As it turns out, most of the dancers aren’t women. Despite the actresses’ real ages, the characters they’re playing are preadolescent girls performing in a dance contest. And the one guy among them isn’t female; he’s really what he appears to be, male, and his name is Luke. Then again, the Luke character is also adolescent despite the actor Ikechukwu Ufomadu looking to be around 30.

Watching “Dance Nation” unfold, you’re not immediately sure of anything, and it’s a delight to have your sense of reality completely thrown off several times in a matter of minutes. Lee Sunday Evans’ direction and very nontraditional casting is similar but far more adventurous than what James Lapine did with “The 25th Annual Putnam County Spelling Bee.”

Barron covers some of the same ground explored in Sarah DeLappe’s much-lauded “The Wolves,” although her characters are a few years younger. Coping with body identity and the heartbreaking unfairness of competition when other people have all the talent and you have next to none — these are issues that stay with a person forever and often are never resolved except in the most egregiously damaging ways.

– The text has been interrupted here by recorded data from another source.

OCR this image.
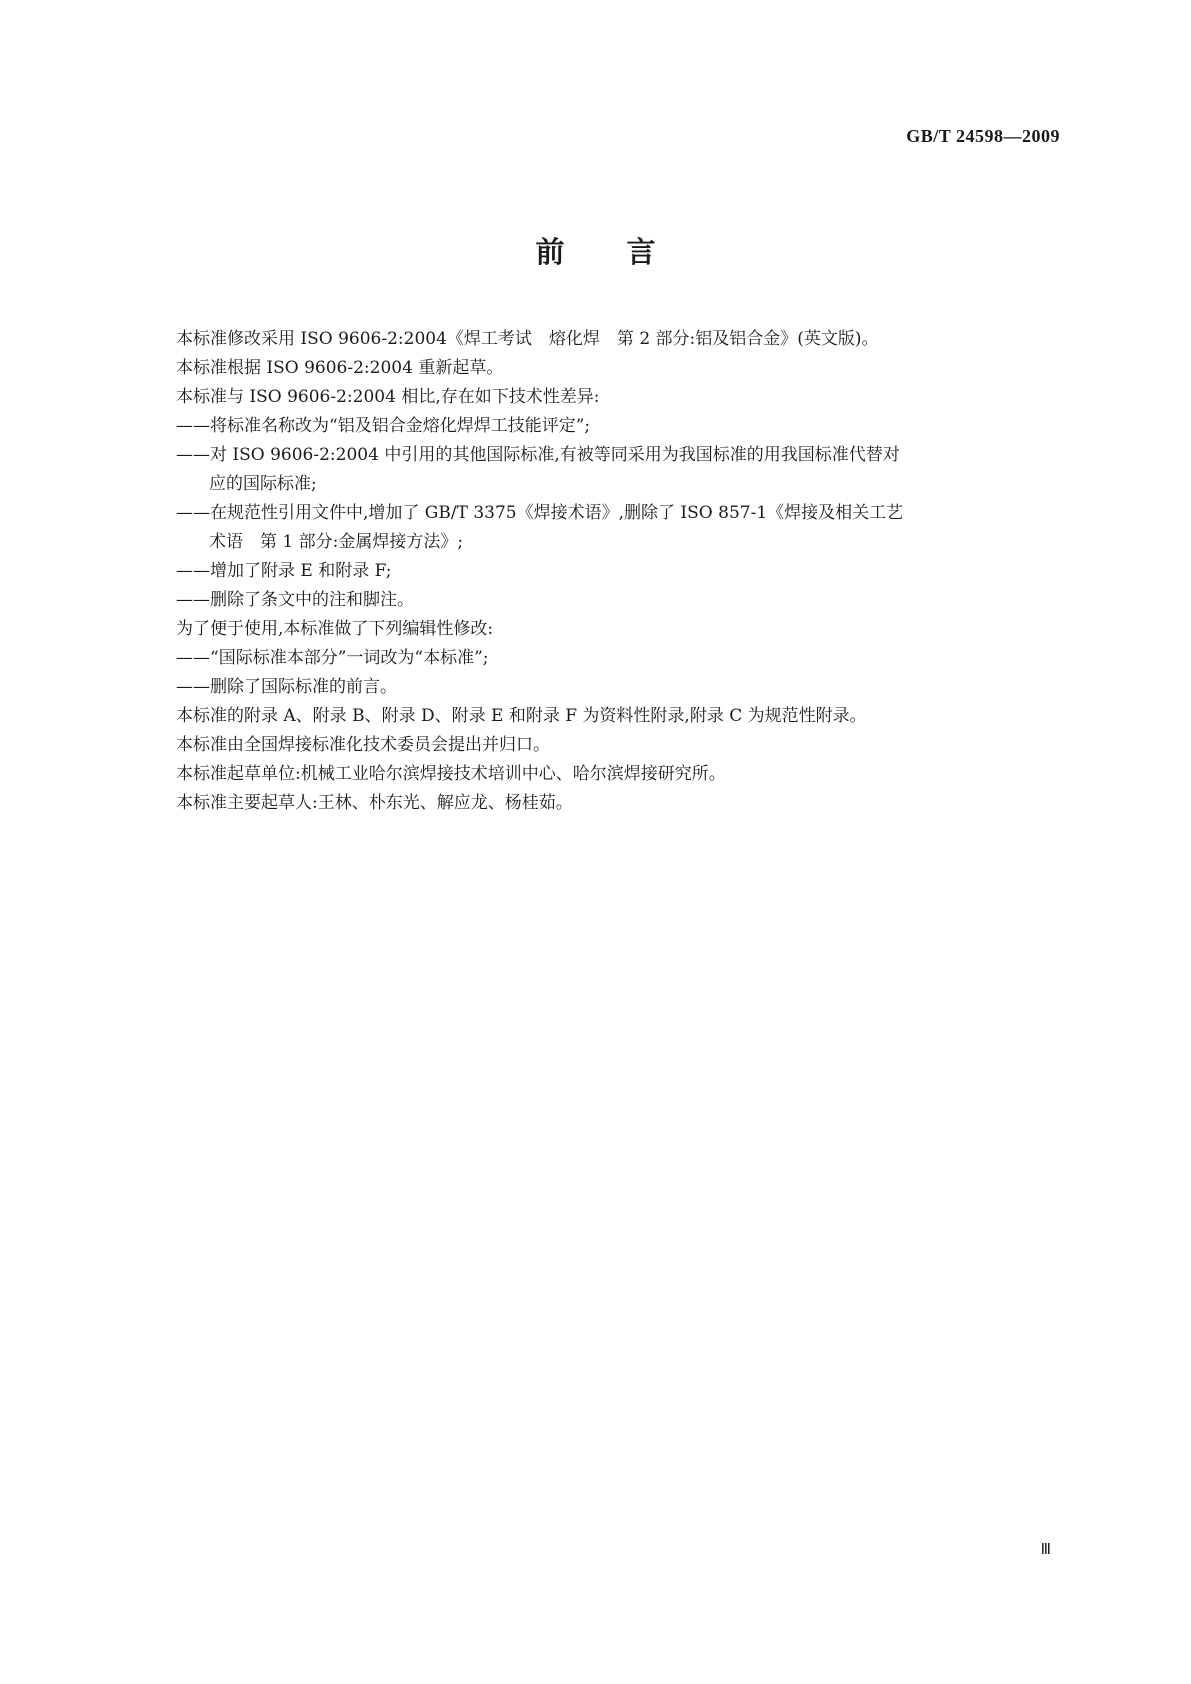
GB/T 24598—2009
前言
本标准修改采用 ISO 9606-2:2004《焊工考试　熔化焊　第 2 部分:铝及铝合金》(英文版)。
本标准根据 ISO 9606-2:2004 重新起草。
本标准与 ISO 9606-2:2004 相比,存在如下技术性差异:
——将标准名称改为“铝及铝合金熔化焊焊工技能评定”;
——对 ISO 9606-2:2004 中引用的其他国际标准,有被等同采用为我国标准的用我国标准代替对
应的国际标准;
——在规范性引用文件中,增加了 GB/T 3375《焊接术语》,删除了 ISO 857-1《焊接及相关工艺
术语　第 1 部分:金属焊接方法》;
——增加了附录 E 和附录 F;
——删除了条文中的注和脚注。
为了便于使用,本标准做了下列编辑性修改:
——“国际标准本部分”一词改为“本标准”;
——删除了国际标准的前言。
本标准的附录 A、附录 B、附录 D、附录 E 和附录 F 为资料性附录,附录 C 为规范性附录。
本标准由全国焊接标准化技术委员会提出并归口。
本标准起草单位:机械工业哈尔滨焊接技术培训中心、哈尔滨焊接研究所。
本标准主要起草人:王林、朴东光、解应龙、杨桂茹。
Ⅲ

If Amina (Dina Shihabi) has the potential to be a star dancer, why does the much less talented Zuzu (Eboni Booth) get the starring role in an upcoming recital piece? While Barron leaves that for us to decide, much more intriguing is the very civilized battle that ensues between the two girls. There’s a minefield of hurt ahead of them, but Shihabi and Booth wisely never let their characters explode.

I’m no expert here, but DeLappe’s play gives the impression of replicating the way teenage girls speak among themselves. Apparently, this is not Barron’s goal. Conversations about menstruation, masturbation, losing one’s virginity and whether or not your future son should be circumcised run the gamut from truly innocent, if not childish, to decidedly middle-aged and rather jaded.

The characters do a lot of fantasizing about what their lives might be like once they leave the hell hole of adolescence and adulthood begins. Some of those fantasies appear to be extraordinarily prescient, giving the final moments of “Dance Nation” a wistful glow of future nostalgia. Amid all the damaged egos and escapist thinking, the play also includes a very graphic scene of one girl’s grappling with an unexpected period during a dance competition.

As the characters come to terms with their young bodies, they tend to treat the elephant in the room as if he wasn’t there. For all the sex talk, the only time they really address Luke is when they muse about circumcision. Luke never gives them an answer about the state of his own penis. Otherwise, he is a shy and gentle prop, and what Barron leaves unsaid about him through Ufomadu’s truly self-effacing performance is what will shape these women’s lives with the opposite sex.

Only a young beta male would join a dance competition with a bunch of girls, and Luke, for his part, doesn’t even ask to be acknowledged when the dance instructor (Thomas Jay Ryan providing a nastier version of Corky St. Clair from “Waiting for Guffman”) keeps referring to “you girls.” It’s no wonder why these girls, now and when they’re adults, have no interest in him.

The talented ensemble also features Purva Bedi, Camila Cano-Flavia, Ellen Maddow, Christina Rouner and Lucy Taylor.